Whoever is ashamed of me and my words, the Son of Man will be ashamed of them when he comes in his glory and in the glory of the Father and of the holy angels. (Luke 9:26)
For historians, this saying might be closer to the actual statement Jesus made than certain other statements recorded by the gospel writers concerning the Son of man.

But why am I telling you all this?

On his blog via several posts, Ehrman has explained why two verses from Luke chapter 22, verses 43-44, we can observe a real corruption of the text ("corruption" in the technical sense, not in the mean-spirited way), that is to say, an insertion. It is the passage that explains how an angel comforted Jesus in the garden of Gethsemane and how Jesus was "in agony":

An angel from heaven appeared to him and strengthened him. And being in anguish, he prayed more earnestly, and his sweat was like drops of blood falling to the ground.

Wow, a very famous passage indeed. But it is an insertion; it was added by a copyist in the second or third century. It is a verifiable fact that the human beings who copied these texts always made small (although occasionally larger) changes.
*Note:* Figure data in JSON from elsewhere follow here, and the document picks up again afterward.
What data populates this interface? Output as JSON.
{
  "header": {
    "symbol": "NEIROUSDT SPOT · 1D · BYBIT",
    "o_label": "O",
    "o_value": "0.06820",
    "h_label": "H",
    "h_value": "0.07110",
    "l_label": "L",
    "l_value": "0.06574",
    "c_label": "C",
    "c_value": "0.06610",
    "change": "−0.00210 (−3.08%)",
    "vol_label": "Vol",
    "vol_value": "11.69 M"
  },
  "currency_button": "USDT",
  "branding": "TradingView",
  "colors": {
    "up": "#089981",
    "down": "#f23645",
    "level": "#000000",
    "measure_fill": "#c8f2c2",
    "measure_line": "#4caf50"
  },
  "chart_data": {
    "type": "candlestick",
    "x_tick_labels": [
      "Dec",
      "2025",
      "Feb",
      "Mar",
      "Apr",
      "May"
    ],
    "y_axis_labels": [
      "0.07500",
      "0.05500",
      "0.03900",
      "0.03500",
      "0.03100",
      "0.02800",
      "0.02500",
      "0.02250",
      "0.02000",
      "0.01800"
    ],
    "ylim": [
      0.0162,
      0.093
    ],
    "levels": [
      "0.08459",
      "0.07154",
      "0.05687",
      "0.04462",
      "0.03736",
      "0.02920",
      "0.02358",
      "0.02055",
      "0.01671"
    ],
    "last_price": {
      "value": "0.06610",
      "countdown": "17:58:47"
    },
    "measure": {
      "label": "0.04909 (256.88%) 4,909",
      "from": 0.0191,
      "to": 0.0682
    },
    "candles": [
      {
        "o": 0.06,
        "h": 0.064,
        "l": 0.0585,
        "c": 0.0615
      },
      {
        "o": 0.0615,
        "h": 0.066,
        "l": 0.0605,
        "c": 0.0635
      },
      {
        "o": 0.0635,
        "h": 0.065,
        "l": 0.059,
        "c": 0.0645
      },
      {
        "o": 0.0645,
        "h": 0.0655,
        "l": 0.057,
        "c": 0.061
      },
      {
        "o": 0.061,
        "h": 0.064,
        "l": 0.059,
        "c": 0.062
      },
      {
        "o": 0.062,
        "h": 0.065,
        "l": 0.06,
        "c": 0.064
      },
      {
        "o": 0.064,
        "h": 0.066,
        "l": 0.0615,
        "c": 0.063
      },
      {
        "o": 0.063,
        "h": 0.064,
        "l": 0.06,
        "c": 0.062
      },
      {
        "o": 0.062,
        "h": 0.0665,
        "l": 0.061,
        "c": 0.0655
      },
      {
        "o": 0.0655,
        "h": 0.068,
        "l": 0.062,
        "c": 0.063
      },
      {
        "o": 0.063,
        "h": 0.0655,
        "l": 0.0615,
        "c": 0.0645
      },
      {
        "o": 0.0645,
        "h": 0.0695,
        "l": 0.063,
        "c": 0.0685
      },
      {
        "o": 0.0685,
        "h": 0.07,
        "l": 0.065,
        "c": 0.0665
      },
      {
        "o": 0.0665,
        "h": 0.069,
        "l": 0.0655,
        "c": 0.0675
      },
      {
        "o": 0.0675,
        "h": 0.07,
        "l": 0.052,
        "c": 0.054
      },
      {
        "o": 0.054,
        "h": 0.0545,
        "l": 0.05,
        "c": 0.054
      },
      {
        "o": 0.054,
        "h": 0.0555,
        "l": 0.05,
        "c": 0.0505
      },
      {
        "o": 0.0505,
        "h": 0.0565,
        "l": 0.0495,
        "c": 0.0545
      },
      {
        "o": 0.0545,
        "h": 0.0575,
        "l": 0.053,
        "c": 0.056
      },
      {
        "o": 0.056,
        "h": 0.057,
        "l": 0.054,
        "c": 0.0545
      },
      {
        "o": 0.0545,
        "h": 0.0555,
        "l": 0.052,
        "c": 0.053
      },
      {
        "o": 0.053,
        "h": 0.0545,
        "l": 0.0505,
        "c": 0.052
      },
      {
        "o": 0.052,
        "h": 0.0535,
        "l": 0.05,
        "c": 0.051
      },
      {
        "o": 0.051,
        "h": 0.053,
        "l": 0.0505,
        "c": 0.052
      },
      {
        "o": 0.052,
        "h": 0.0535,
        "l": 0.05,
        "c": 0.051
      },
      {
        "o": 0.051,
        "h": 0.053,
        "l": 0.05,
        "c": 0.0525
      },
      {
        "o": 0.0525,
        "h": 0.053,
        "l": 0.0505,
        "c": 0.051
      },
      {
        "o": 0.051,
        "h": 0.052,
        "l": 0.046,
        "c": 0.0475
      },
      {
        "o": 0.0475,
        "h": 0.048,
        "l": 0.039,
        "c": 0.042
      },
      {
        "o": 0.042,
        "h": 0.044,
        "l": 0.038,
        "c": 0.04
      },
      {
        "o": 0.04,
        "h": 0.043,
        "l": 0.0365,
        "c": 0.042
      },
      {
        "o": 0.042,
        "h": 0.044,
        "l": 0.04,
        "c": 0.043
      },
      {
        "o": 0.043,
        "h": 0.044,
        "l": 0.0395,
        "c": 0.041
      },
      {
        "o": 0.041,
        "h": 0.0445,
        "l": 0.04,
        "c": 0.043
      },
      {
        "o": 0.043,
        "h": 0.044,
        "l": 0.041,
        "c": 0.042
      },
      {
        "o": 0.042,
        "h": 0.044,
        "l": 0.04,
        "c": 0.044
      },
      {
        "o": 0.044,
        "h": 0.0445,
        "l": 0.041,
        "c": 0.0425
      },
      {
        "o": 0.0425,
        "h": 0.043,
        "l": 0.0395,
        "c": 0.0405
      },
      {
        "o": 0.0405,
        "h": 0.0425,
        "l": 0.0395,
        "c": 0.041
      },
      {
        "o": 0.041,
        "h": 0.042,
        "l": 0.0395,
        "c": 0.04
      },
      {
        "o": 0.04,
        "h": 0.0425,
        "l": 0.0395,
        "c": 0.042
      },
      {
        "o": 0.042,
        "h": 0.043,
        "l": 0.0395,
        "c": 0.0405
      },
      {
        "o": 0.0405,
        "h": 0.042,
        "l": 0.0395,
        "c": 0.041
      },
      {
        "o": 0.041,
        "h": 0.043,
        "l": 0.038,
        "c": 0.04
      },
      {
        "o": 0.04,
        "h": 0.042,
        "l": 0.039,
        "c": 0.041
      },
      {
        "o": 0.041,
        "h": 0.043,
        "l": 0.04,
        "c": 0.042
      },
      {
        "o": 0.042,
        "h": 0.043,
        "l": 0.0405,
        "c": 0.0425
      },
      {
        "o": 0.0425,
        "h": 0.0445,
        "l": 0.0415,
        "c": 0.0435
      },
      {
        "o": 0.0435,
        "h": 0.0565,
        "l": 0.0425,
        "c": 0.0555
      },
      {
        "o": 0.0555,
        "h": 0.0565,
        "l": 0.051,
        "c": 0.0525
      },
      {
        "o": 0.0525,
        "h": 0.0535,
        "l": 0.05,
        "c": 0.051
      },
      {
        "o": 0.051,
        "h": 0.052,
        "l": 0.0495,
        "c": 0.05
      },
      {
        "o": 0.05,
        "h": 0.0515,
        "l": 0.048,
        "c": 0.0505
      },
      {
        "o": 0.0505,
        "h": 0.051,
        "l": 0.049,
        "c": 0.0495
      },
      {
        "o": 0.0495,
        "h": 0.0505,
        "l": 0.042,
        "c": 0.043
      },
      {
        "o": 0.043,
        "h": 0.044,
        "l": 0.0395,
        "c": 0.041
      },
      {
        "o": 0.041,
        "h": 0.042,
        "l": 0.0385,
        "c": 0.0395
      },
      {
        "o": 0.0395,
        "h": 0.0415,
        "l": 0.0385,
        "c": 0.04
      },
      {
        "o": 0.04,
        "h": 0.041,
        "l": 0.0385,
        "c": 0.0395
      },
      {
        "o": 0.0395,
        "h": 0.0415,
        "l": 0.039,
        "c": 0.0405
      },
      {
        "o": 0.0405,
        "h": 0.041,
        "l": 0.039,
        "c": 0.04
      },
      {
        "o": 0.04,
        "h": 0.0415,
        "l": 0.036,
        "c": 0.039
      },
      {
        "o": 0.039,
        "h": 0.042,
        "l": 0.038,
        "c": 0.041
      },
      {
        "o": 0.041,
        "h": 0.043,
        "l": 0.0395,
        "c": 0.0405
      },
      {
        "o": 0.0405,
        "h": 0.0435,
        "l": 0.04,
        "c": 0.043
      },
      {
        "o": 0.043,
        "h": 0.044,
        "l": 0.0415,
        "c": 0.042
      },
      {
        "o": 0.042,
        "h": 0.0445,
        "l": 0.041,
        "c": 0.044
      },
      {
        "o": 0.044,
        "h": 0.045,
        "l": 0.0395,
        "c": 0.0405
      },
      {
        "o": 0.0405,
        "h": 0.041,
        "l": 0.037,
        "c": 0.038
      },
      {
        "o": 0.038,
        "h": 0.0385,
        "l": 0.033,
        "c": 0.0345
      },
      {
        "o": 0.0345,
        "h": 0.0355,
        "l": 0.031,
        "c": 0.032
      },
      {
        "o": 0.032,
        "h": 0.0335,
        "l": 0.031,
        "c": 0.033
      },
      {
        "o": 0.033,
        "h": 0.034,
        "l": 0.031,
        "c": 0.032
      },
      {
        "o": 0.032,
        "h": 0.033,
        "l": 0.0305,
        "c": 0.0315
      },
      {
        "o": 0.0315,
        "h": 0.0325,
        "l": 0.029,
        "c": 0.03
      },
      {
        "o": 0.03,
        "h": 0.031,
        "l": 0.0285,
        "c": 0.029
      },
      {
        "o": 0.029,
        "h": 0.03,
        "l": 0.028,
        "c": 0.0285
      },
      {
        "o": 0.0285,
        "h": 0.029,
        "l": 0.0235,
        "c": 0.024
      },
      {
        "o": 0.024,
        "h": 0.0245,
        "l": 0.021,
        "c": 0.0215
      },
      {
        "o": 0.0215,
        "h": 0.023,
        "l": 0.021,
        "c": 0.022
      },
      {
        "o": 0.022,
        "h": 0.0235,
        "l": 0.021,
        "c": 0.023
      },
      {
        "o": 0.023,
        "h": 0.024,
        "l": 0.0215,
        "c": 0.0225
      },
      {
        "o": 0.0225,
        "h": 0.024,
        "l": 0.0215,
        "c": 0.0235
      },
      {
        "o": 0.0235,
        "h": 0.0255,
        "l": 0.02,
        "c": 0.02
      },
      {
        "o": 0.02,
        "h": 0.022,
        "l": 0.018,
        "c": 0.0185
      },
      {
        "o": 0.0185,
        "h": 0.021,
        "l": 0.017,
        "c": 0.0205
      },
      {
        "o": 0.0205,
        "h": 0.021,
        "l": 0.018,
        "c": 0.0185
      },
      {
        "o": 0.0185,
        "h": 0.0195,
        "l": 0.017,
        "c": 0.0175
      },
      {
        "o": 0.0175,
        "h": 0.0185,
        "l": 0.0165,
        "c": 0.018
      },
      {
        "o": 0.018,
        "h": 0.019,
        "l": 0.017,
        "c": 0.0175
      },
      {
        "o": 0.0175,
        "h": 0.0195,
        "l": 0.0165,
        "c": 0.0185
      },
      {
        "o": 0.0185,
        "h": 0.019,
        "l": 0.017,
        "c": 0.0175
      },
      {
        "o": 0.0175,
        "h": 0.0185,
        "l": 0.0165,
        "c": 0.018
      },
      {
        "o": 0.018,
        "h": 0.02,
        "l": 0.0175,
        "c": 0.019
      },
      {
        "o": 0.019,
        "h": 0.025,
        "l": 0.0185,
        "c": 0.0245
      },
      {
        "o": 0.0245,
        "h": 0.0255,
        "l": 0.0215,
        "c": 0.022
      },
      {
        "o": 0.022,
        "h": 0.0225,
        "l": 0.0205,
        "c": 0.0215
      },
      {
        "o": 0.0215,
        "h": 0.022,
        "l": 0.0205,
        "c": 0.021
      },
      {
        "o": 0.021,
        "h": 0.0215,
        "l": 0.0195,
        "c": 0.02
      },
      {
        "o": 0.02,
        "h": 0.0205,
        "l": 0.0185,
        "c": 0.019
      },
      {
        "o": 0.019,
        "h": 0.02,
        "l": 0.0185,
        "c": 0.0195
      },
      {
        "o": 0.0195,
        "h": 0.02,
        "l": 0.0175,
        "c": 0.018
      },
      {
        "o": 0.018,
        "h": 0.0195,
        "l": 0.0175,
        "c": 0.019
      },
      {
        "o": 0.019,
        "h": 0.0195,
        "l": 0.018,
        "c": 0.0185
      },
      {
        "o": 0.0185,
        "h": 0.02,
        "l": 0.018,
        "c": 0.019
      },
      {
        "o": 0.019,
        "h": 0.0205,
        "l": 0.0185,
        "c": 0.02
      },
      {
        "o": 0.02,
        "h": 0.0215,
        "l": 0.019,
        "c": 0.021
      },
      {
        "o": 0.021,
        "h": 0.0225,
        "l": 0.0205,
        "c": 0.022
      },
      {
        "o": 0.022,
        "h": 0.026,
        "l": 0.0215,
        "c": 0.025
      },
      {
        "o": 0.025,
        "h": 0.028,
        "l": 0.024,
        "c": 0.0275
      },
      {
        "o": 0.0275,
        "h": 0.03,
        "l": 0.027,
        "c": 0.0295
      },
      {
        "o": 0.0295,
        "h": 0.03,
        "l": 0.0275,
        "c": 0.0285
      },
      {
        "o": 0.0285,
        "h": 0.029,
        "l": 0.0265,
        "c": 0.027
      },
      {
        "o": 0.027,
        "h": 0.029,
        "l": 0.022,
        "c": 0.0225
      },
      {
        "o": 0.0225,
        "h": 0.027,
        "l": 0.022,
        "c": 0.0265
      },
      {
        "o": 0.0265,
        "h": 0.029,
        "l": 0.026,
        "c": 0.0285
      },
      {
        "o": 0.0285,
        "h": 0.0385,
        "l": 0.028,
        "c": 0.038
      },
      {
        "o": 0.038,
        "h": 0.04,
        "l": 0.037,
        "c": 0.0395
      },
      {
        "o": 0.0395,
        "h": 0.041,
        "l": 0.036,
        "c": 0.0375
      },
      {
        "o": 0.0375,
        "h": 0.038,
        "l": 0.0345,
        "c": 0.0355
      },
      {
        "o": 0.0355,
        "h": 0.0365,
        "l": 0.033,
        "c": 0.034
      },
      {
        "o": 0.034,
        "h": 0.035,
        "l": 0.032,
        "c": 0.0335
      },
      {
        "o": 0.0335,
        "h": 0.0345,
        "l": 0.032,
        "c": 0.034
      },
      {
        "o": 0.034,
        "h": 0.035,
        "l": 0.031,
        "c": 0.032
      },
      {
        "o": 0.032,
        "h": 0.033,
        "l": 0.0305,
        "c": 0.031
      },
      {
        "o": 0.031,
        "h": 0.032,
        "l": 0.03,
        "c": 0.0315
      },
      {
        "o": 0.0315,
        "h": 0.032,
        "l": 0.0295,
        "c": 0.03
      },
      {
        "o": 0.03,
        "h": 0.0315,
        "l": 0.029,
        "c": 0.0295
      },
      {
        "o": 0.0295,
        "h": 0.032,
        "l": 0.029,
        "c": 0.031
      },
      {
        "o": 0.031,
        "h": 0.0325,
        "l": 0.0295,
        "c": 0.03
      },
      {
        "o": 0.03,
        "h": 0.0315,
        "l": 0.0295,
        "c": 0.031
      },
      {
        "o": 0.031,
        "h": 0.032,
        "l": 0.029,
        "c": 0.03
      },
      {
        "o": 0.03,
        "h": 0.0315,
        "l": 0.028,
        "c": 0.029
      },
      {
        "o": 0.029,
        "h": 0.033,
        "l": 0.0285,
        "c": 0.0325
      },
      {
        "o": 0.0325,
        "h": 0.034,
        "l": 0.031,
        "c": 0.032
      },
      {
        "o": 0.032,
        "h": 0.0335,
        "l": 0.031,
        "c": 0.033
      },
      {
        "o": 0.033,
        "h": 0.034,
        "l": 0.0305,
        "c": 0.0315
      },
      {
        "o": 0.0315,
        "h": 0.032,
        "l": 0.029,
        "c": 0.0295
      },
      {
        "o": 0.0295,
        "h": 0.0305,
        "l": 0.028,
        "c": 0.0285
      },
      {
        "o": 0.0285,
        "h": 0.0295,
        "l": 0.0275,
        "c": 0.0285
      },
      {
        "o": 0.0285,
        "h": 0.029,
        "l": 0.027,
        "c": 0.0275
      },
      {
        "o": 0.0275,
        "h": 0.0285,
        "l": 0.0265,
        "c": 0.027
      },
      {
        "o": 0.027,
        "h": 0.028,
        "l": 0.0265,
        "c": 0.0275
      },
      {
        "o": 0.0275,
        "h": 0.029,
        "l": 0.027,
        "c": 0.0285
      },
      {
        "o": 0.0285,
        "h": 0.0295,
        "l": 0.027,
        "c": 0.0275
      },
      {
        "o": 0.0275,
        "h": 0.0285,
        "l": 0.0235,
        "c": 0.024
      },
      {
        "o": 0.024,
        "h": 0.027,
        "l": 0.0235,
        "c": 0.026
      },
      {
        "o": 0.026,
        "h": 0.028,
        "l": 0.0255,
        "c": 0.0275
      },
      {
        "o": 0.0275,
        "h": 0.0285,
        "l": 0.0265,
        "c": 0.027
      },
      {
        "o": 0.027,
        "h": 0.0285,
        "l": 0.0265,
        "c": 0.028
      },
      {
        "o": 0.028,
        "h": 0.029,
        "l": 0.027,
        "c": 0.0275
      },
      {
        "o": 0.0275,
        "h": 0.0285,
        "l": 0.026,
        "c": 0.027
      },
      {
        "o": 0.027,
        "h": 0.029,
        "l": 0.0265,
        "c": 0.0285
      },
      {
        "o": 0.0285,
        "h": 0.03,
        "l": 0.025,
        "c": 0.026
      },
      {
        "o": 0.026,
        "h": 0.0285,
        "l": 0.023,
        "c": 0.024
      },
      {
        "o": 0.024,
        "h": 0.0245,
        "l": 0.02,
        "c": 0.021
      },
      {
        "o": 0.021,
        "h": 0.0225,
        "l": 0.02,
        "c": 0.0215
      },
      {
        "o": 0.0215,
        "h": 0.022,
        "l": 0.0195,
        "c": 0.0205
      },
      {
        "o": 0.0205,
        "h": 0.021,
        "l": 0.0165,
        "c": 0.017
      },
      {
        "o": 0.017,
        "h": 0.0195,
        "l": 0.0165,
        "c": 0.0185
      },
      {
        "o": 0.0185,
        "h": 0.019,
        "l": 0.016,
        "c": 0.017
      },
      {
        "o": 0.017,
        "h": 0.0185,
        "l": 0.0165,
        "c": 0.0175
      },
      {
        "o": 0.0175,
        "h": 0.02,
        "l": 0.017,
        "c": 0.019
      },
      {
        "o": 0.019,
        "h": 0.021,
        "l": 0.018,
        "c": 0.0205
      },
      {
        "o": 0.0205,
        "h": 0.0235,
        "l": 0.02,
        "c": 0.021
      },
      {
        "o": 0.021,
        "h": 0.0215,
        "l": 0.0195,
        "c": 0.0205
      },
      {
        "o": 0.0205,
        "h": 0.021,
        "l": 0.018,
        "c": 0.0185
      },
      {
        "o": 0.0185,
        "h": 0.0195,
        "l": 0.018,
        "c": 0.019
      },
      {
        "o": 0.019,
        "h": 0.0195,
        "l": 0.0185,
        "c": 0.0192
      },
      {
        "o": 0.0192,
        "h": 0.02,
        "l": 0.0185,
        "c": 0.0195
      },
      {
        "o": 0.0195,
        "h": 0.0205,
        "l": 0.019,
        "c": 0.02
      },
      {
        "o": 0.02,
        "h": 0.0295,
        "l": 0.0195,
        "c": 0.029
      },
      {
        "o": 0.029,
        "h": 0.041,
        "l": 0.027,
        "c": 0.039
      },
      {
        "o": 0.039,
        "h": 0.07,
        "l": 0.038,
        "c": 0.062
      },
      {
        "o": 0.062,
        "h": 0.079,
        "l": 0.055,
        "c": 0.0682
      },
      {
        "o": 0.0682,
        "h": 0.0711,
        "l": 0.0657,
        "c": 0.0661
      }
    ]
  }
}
For the vast majority of cases these were accidental and without serious consequence. This is one of the very few larger changes that is neither accidental nor without significant consequence, and can be shown by
  1. its absence from the best and oldest manuscripts
  2. the otherwise symmetrical structure of the paragraph
  3. the context of Jesus' "suffering" in Luke.
We can sometimes have the unfortunate habit of flattening the events of the life, and especially the death and resurrection of Jesus into one single account comprising four sources. This prevents us sometimes from some quite remarkable discoveries. Here's a whopper: if you only read Christ's passion in Luke, you can arrive at the astonishing conclusion that - WITH THE EXCEPTION OF LUKE 22:43-44 - Jesus didn't really have to suffer. Every time that Mark stresses that the situation was heavy and painful for Jesus, Luke, who has access to the Markan text, removes the agony and shows a Jesus who is in control, capable of conversation, reflective, profound exhortations, who does not cry out to God about why he has been forsaken, and so on. Honestly, the arguments for a corruption of this passage are coherent on multiple levels.

But one question remains, and I asked it to Dr. Ehrman: why would Luke have so intentionally described an absence of Jesus in his "passion"? I also made a fated suggestion, that I myself do not really believe but I just want to find an explanation for this reality if I can:

If in other parts of Luke we can indeed observe a connection between the Son of man and suffering, and if Jesus was referring to another, apocalyptic character such as observed in Daniel chapter 7, could not Luke have been avoiding the confusion between Jesus and the Son of man?

Ehrman's first response was "good idea". But the problem with my suggestion was that if Luke was the culprit for making Jesus appropriate the title of The Son of man, why would he seek to remove any trace of the Son of Man's suffering, since the Son of Man, for Luke, IS Jesus? Surely that could not be attributed to scribal corruptions!